Die Möwe
Man müsste mal was machen
Der Ausblick auf dem Lande ist begrenzt. Eine Wand aus Strohballen (Bühne: Cora Saller) unterbindet jeden Weitblick auf neue Horizonte. So hocken alle auf einem der Ballen und sind vollends damit ausgelastet, ihr Dasein zu ertragen.
Mascha (Franziska Schubert) trägt auch in der schwülsten Sommerhitze schwarze unförmige Wollpullover. Sie leidet so an ihrem langweiligen Leben, dass sie Trauerkleidung angelegt hat. Der biedere Lehrer Semjon (Janning Kahnert) läuft ihr in anhimmelnder Liebe hinterher. Doch Mascha liebt Kostja (Sören Wunderlich). Dieser junge Dichter hat noch Ideale, die den anderen fehlen. Er will neue Formen gegen die alten setzen. Er will das Theater neu erfinden: keine Handlung, keine Personen mehr sondern nur reine Aklamationsprosa. Seine Freundin Nina (Johanna Falckner) hat er dafür als Darstellerin gewinnen könnten. Das passt gut, denn sie träumt von einem ruhmvollen Künstlerdasein auf einer Großstadtbühne. Ihr Vorbild weilt gerade zur Sommerfrische auf dem Landgut: Kostjas berühmte Mutter (Ute Hanning), eine umjubelte Schauspielerdiva. Sie hat ihren neusten Lover, den angesagten Schriftsteller Trigorin (Johannes Flachmeyer) mitgebracht. Dessen Selbstzweifel treffen passgenau auf die jugendlich-unbedarfte Bewunderung Ninas. In der Folge ist nicht nur Kostja eifersüchtig sondern auch seine Mutter. Doch während Kostja einen gescheiterten Selbstmordversuch unternimmt, manipuliert seine Mutter ihren Geliebten so gekonnt, dass er mit ihr abreist.

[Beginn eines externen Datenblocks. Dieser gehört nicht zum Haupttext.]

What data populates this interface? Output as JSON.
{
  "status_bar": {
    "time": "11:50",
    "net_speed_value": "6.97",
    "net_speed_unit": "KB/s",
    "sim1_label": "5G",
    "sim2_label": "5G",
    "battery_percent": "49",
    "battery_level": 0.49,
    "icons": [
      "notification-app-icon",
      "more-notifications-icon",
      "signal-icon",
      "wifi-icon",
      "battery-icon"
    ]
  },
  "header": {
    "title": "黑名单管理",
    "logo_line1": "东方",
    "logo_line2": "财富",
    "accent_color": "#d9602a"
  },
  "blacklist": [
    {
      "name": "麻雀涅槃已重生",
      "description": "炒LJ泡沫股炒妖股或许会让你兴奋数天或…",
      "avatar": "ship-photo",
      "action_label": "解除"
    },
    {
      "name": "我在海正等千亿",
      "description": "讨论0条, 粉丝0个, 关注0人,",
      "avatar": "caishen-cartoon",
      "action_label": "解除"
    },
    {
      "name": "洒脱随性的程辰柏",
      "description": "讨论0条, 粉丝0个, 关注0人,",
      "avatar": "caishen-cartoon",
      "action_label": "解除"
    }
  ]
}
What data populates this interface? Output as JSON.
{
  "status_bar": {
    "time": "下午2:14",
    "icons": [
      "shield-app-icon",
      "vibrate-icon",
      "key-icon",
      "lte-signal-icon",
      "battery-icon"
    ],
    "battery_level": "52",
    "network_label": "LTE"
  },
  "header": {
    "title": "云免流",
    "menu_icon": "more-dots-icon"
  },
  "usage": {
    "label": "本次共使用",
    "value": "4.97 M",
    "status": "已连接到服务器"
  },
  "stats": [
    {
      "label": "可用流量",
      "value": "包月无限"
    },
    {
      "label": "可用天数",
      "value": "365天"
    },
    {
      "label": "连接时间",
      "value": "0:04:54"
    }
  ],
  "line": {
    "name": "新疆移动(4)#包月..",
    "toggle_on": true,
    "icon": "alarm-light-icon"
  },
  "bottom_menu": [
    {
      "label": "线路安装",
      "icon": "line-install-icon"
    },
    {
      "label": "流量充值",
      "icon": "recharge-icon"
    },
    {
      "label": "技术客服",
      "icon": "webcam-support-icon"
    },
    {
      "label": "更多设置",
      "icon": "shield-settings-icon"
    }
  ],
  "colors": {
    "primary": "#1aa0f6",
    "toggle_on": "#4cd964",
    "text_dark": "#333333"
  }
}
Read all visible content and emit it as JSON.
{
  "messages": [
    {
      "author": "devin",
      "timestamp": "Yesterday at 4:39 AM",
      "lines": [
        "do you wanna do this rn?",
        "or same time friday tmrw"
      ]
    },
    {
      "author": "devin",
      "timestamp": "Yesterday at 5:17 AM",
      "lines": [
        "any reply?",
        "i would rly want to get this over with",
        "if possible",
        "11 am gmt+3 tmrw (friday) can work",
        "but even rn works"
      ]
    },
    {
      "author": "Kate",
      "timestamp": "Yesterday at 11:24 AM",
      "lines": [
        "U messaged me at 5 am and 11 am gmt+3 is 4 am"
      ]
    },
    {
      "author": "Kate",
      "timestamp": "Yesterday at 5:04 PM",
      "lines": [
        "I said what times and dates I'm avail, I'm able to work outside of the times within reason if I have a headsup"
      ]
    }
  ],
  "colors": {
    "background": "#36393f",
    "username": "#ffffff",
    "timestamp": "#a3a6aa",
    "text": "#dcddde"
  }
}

Im nächsten Sommer sind alle wieder da: In weißer Unterwäsche und langen grauen Zottelhaaren umtanzen sie Kostja. Die Strohwand ist aufgebrochen, nun muss sich Kostja unangenehmen Erkenntnissen stellen: seine berühmt geworden Theaterstücke sind mittlerweile von Personen bevölkert, die genau das symbolisieren, was er immer abgelehnt hat. Er, der sich den großen übergeordneten Fragen widmen wollte, ist im kleinen Alltag auf dem Land hängen geblieben. Der Weitblick der nun möglich gewesen wäre, ist von grauen Haaren verdeckt.
Alice Buddenberg hat das unkaputtbare Stück von Tschechow, das wie kaum eines aus seinem Gesamtwerk die existenziellen Fragen der Menschen auf den Punkt bringt, noch weiter zu konzentrieren versucht. In neunzig Minuten will sie Selbstzweifel, Lebensgier, Ehrgeiz, Liebesbedürftigkeit, Sehnsucht, Enttäuschung und Verbitterung auf die Bühne bringen. Das gelingt nicht allen Personen so gut wie Sören Wunderlich als Kostja. Seine Not wird in jedem seiner Auftritte bis in das Zittern seiner Hände, seiner Mundwinkel und seiner Stimme deutlich. Die anderen Personen werden in dem beschränkenden, flachen Bühnenbild zu Randfiguren degradiert. Der Aufbruch der Ballenwand vor der letzten Szene weckt Erwartungen, die nicht erfüllt werden. Die Symbolik der verlotterten grauen Gestalten in der letzten Szene wird für viele mysteriös bleiben. Viele kleine Eindrücke stehen am Schluss in dieser Inszenierung von Alice Buddeberg nach dem abrupten Ende nebeneinander und wollen sich zu keinem Ganzen fügen. Welch ein Unterschied zu ihrer Diplominszenierung von 2008 auf Kampnagel, in der sie den Mut zu einer entschiedeneren Neuinterpretation bewies.